10|1|2022

Genta se recuesta en el peronismo porteño para mantener el poder en Sutecba

10 de noviembre de 2021

10 de noviembre de 2021

El octogenario sindicalista se asoció a Alejandro Amor para blindar el gremio de municipales. Denuncias de irregularidades y el rol del ministerio de Trabajo.

Dos semanas después de las elecciones legislativas, el Sindicato Único de Trabajadores de la Ciudad de Buenos Aires (Sutecba) votará para renovar su conducción, que desde hace 30 años encabeza Amadeo Genta

 

El hilo conductor entre ambas instancias electorales es la repetición de figuras y, en particular, la presencia de Alejandro Amor, que también es el primer candidato a legislador del Frente de Todos en la Ciudad.

 

Amor fue parte del dispositivo de poder de Sutecba que, junto a Genta y el fallecido Patricio Datarmini, digitó durante décadas la suerte de las condiciones de trabajo de los municipales porteños y la gobernabilidad de las gestiones de turno. De hecho, el candidato múltiple, llegó en 2014 a la Defensoría del Pueblo de la Ciudad de Buenos Aires de la mano de los acuerdos del peronismo porteño, y durante ese período dotó al organismo capitalino de una expansión envidiada hasta por los propios ministros macristas que no lograron ampliarse de esa manera. 

 

Alarmado por la persistencia de la lista opositora Celeste, que por ahora sorteó la presión gremial para poder disputar la conducción del gremio, Genta resolvió llevar a Amor como candidato a secretario general adjunto, con la intención de atar al peronismo porteño a su suerte en la disputa interna. A excepción de los ámbitos gremiales, la candidatura sindical del exdefensor pasó desapercibida en una especie de negociación de no hacer olas para no empantanar su postulación legislativa, habida cuenta de que buena parte de la militancia todista en el distrito está identificada con la Asociación de Trabajadores del Estado (ATE). A la par, porque durante su gestión Amor fue la punta de lanza para el desembarco del otro gremio de la administración pública, la Unión del Personal Civil de la Nación (UPCN), en los organismos descentralizados locales, una barrera que hasta su llegada le resultaba infranqueable al gremio que conduce Andrés Rodríguez.

 

Su rol multifacético podría ser ahora su talón de Aquiles, ya que el sector opositor, encabezado por Carlos Elía, presentó una impugnación a su candidatura sindical por considerar que no cumple con las condiciones establecidas en la legislación laboral para poder competir. En concreto, denunciaron ante el Ministerio de Trabajo que Amor no realizó aportes sindicales a Sutecba durante los últimos dos años, una de las condiciones para postularse, dado que el estatuto interno de la Defensoría del Pueblo le prohíbe a sus titulares la participación política o gremial durante el ejercicio de su gestión.

 

Con dudas sobre la legalidad de la fórmula oficialista, la oposición aguarda la validación de su lista, que rompería por primera vez desde 1997 el unicato en el gremio. El retraso en su aprobación levanta sospechas sobre qué posición asumirá el Ministerio de Trabajo. Por eso, el lunes se manifestaron en la puerta de la cartera laboral reclamando que se habilite la competencia interna y, en particular, apuntaron contra Marcelo Belloni.
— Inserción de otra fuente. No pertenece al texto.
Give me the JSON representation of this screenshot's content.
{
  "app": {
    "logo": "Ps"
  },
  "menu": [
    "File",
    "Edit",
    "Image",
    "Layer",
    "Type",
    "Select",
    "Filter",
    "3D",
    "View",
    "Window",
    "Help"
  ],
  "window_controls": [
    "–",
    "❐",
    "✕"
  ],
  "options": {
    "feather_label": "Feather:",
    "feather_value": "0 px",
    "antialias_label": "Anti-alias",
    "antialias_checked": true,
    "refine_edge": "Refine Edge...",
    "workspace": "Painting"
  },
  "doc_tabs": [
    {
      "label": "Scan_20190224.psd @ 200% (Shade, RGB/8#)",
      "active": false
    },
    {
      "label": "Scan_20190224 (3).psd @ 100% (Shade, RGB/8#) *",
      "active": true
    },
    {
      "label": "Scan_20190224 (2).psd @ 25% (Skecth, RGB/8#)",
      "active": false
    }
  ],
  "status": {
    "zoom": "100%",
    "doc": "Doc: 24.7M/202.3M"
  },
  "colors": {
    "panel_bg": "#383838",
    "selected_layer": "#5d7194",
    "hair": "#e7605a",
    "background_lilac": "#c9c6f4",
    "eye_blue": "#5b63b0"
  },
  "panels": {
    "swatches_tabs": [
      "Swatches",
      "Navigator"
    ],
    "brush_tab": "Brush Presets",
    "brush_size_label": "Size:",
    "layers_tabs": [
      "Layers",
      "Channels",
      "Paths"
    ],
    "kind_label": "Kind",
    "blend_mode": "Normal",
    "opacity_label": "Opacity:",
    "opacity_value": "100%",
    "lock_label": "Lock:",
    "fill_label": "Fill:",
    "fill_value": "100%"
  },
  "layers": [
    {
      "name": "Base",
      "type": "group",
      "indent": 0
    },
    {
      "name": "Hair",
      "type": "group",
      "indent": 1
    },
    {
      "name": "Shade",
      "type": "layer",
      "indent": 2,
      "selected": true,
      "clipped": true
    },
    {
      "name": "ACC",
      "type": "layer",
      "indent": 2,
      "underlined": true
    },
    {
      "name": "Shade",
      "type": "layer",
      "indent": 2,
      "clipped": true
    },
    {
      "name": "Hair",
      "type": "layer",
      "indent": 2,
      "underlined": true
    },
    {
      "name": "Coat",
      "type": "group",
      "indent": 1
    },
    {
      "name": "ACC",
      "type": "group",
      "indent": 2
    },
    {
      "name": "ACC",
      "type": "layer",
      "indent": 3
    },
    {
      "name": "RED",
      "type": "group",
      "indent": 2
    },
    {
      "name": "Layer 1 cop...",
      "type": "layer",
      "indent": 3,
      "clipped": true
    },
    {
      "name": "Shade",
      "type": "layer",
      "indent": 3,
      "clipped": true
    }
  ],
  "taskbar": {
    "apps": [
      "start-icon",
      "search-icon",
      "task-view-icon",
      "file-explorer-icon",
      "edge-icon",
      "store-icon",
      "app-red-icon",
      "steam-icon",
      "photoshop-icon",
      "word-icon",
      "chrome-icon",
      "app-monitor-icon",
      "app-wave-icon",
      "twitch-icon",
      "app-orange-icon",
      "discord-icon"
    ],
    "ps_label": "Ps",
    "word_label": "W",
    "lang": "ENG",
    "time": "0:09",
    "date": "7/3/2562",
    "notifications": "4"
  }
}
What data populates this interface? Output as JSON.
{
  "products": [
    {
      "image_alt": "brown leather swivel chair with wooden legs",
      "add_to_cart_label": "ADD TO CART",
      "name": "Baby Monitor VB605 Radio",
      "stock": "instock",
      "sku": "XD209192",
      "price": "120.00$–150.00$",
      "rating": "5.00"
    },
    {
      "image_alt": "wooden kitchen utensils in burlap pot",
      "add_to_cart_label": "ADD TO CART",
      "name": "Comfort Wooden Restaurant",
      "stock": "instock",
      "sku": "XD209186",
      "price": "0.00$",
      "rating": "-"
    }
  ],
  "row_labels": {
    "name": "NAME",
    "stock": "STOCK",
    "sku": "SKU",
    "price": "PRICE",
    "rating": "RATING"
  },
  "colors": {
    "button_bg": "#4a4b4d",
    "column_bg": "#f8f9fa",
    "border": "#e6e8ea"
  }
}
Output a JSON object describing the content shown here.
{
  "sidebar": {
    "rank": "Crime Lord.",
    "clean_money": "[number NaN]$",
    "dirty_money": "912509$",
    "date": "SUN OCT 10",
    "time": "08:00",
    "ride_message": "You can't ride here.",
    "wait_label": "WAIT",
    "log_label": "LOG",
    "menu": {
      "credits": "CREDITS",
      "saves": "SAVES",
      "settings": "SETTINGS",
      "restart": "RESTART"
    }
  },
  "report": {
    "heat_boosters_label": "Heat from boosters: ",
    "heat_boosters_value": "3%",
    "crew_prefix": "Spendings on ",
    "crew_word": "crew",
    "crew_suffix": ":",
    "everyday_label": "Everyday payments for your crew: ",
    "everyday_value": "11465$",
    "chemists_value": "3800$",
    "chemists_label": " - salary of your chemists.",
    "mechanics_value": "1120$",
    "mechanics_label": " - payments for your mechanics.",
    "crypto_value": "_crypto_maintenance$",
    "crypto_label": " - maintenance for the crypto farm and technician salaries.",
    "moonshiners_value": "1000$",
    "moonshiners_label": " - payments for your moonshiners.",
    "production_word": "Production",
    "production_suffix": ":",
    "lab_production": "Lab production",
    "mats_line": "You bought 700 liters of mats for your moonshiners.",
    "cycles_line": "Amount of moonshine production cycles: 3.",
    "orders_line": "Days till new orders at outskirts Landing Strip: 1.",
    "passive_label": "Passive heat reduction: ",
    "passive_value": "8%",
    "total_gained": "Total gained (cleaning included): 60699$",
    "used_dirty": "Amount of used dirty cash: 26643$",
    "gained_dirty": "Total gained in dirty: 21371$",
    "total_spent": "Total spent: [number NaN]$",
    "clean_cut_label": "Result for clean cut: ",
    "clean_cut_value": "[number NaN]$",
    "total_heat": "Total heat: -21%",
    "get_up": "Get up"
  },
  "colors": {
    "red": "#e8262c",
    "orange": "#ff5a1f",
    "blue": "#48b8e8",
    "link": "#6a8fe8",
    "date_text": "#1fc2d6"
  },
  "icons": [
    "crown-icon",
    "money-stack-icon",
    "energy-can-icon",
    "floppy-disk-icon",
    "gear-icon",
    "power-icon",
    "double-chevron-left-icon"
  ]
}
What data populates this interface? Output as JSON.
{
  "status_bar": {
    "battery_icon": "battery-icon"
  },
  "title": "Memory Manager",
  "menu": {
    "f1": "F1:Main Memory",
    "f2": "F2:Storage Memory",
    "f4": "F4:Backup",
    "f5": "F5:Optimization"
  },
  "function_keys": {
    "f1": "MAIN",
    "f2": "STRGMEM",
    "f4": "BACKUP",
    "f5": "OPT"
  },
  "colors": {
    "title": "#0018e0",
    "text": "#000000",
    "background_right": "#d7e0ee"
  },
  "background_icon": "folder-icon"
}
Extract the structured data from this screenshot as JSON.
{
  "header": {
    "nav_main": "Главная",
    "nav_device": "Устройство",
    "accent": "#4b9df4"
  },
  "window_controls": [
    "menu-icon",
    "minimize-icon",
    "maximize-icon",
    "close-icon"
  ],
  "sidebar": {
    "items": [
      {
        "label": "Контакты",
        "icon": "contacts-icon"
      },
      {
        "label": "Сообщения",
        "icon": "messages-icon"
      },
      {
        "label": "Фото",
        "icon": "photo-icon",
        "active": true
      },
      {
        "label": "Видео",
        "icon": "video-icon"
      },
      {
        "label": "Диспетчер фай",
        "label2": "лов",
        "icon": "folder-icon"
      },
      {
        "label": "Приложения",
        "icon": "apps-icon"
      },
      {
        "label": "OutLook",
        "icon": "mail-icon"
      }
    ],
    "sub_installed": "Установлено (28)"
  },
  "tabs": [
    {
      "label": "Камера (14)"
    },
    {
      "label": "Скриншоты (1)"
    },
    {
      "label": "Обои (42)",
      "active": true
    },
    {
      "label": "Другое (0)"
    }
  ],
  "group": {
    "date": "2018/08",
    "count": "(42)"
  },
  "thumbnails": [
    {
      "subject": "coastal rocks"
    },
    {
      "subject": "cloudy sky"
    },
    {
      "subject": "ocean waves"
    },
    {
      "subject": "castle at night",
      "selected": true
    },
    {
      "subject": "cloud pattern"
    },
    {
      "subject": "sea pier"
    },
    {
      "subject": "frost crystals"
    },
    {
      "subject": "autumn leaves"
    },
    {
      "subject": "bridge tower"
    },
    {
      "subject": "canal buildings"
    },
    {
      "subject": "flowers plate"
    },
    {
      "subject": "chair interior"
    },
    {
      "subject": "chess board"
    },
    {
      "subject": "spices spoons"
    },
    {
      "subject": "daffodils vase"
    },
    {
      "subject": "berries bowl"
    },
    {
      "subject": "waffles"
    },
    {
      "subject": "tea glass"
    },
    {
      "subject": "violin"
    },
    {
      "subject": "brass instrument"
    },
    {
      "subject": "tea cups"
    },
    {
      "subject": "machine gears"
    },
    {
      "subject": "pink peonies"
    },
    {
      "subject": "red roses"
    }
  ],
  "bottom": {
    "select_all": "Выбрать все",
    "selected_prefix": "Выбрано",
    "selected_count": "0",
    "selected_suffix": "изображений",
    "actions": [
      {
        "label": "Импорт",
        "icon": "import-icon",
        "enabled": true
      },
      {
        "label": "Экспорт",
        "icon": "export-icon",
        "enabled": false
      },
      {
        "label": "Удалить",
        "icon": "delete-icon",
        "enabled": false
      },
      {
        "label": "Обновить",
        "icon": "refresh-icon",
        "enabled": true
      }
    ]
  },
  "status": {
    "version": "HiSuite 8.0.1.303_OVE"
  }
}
El "Colorado", como se lo conoce en su ciudad natal, La Plata, está al frente de la Secretaría de Trabajo, lo que lo convierte en un virtual viceministro y también en la autoridad superior a cargo de la Dirección Nacional de Asociaciones Sindicales, donde se tramitan los principales expedientes judiciales. La oposición que encabeza Elía denuncia que Bellotti es amigo y compañero de militancia de Jorge Pistoletti, el actual secretario de Prensa de Sutecba, que supo dirigir la poderosa Obra Social de Buenos Aires, lo que podría redundar en una impugnación a la lista Celeste. 

 

No es la primera vez que funcionarios del ministerio a cargo de Claudio Moroni quedan envueltos en una polémica. En diciembre de 2019, Letra P reveló que el ministro quería designar como jefe de Gabinete a Miguel Ángel de Virgiliis, un abogado vinculado a los principales estudios laboralistas del establishment, que finalmente definió como jefe de Asesores, y mantuvo en su cargo a varias personas de segundas y terceras líneas heredadas de la gestión macrista.